Gertrude
- Author: Hermann Hesse
- Original title: Gertrud
- Translator: Hilda Rosner
- Language: German
- Genre: Philosophical novel
- Publisher: Albert Langen
- Publication date: 1910
- Publication place: Germany
- Published in English: 1955
- Media type: Print (hardback & paperback)
- OCLC: 1845263

= Gertrud (novel) =

1910 novel by Hermann Hesse

Gertrud is a novel written by Hermann Hesse, first published in book form in October 1910 by Albert Langen. It had been previously published from September to November 1909 in the magazine Velhagen & Klasings Monatshefte. Peter Owen Publishers, London, published the book in English.

==Plot summary==

Styled as the memoir of a famous composer named Kuhn, Gertrud tells of his childhood and young adult years before it comes to the heart of the story; his relationships to two troubled artists, the eponymous Gertrud Imthor, and the opera singer Heinrich Muoth. Kuhn is drawn to Gertrud upon their first encounter, but she falls in love with and marries Muoth, whom the composer befriended as well some years before.
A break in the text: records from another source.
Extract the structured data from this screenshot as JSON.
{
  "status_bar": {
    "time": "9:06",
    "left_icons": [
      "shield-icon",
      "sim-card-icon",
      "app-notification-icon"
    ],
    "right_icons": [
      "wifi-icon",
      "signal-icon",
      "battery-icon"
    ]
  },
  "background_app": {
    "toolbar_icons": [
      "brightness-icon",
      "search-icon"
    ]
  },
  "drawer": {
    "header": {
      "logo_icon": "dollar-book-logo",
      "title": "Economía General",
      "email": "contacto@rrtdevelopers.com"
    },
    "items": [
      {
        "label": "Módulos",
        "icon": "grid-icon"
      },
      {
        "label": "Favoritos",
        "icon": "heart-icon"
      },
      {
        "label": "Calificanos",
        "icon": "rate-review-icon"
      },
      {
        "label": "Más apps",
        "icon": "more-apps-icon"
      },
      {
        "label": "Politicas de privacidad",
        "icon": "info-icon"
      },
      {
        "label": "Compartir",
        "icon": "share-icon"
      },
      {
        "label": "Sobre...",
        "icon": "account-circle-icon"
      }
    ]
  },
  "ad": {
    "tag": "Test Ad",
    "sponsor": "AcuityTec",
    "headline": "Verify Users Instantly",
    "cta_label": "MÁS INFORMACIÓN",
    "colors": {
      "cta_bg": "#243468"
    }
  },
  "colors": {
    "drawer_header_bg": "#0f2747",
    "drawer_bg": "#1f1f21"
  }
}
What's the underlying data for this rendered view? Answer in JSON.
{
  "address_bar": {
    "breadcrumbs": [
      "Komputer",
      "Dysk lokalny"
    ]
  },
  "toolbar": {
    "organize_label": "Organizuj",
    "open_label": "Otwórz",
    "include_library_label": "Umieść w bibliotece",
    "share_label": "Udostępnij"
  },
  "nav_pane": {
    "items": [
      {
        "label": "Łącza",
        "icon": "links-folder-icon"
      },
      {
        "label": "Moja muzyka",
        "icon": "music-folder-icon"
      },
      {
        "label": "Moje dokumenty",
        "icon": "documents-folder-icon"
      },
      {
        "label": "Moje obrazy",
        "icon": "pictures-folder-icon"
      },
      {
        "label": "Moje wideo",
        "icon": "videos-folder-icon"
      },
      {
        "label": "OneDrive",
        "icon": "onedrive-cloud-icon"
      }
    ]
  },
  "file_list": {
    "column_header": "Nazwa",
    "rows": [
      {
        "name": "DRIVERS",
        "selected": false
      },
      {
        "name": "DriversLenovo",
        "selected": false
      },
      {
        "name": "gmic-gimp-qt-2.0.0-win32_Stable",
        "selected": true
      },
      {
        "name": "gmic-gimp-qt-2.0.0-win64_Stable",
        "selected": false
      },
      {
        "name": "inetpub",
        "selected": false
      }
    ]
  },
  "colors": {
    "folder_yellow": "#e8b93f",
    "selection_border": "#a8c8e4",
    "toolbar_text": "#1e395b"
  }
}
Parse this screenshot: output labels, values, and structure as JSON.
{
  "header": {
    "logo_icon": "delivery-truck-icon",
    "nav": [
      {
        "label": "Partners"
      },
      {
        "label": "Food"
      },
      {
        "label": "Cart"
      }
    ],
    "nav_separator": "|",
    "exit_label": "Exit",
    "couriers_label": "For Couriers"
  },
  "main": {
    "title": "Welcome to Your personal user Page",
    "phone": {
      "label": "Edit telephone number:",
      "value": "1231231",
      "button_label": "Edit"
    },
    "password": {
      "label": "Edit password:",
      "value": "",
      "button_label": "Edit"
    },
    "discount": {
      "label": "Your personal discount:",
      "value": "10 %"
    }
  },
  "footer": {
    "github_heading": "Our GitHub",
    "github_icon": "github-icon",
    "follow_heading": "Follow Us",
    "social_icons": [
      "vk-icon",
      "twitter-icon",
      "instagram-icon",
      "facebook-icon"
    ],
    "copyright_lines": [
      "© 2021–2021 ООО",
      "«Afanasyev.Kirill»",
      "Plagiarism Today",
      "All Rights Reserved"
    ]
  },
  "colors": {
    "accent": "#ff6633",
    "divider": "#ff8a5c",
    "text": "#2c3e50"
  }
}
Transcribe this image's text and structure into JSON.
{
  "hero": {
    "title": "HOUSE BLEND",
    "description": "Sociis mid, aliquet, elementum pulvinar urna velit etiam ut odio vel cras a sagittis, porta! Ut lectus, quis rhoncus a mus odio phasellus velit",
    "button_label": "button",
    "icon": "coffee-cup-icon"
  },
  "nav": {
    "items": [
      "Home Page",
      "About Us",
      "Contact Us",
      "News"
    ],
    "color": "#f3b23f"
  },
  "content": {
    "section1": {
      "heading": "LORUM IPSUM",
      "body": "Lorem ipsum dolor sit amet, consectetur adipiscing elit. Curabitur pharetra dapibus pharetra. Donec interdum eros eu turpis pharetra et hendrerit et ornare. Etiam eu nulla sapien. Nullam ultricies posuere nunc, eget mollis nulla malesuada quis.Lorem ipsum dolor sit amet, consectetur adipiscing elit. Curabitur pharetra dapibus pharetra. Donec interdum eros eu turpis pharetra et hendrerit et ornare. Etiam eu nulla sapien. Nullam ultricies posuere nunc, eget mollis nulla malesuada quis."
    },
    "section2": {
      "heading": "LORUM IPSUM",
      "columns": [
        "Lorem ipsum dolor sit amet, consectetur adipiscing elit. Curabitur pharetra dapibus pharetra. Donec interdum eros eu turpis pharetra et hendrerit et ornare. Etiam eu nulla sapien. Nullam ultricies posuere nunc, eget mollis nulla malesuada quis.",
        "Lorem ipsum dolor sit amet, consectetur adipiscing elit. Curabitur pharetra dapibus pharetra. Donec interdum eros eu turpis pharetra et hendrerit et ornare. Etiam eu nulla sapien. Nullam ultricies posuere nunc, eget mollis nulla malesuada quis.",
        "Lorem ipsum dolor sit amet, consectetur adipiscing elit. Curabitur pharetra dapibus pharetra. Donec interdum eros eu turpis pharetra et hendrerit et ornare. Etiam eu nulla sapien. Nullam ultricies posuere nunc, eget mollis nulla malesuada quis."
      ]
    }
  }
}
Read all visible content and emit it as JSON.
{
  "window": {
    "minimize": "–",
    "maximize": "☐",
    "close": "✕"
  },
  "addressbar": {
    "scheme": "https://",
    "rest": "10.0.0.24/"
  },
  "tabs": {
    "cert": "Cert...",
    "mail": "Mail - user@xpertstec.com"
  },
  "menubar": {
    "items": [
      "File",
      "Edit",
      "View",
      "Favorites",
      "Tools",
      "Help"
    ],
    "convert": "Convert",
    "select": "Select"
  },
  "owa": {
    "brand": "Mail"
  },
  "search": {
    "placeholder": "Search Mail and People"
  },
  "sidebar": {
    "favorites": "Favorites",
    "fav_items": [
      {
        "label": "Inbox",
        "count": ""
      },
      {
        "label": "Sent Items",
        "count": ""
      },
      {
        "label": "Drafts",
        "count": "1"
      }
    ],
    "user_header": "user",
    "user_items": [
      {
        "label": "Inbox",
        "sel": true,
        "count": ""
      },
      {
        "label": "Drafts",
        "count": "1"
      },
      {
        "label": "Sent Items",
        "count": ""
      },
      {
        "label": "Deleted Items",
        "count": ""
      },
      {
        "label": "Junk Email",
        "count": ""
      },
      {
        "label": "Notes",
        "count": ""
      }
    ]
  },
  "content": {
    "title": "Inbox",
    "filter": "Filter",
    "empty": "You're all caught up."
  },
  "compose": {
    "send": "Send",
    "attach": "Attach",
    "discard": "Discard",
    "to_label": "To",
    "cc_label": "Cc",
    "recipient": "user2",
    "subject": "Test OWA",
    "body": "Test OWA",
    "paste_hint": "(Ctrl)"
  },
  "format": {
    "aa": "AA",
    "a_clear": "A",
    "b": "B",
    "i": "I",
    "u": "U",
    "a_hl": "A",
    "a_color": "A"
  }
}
The two are hopelessly ill-matched, and their destructive relationship provides the basis for Kuhn's magnum opus.

== Analysis ==

Like many of Hesse's novels, there is a strong influence derived from Nietzsche, specifically his work The Birth of Tragedy. Muoth represents the passionate Dionysian elements of art, while Gertrud represents the more refined Apollonian elements. The fact that Kuhn's opera is the result of their relationship suggests the combining of the two elements to form a work of high art.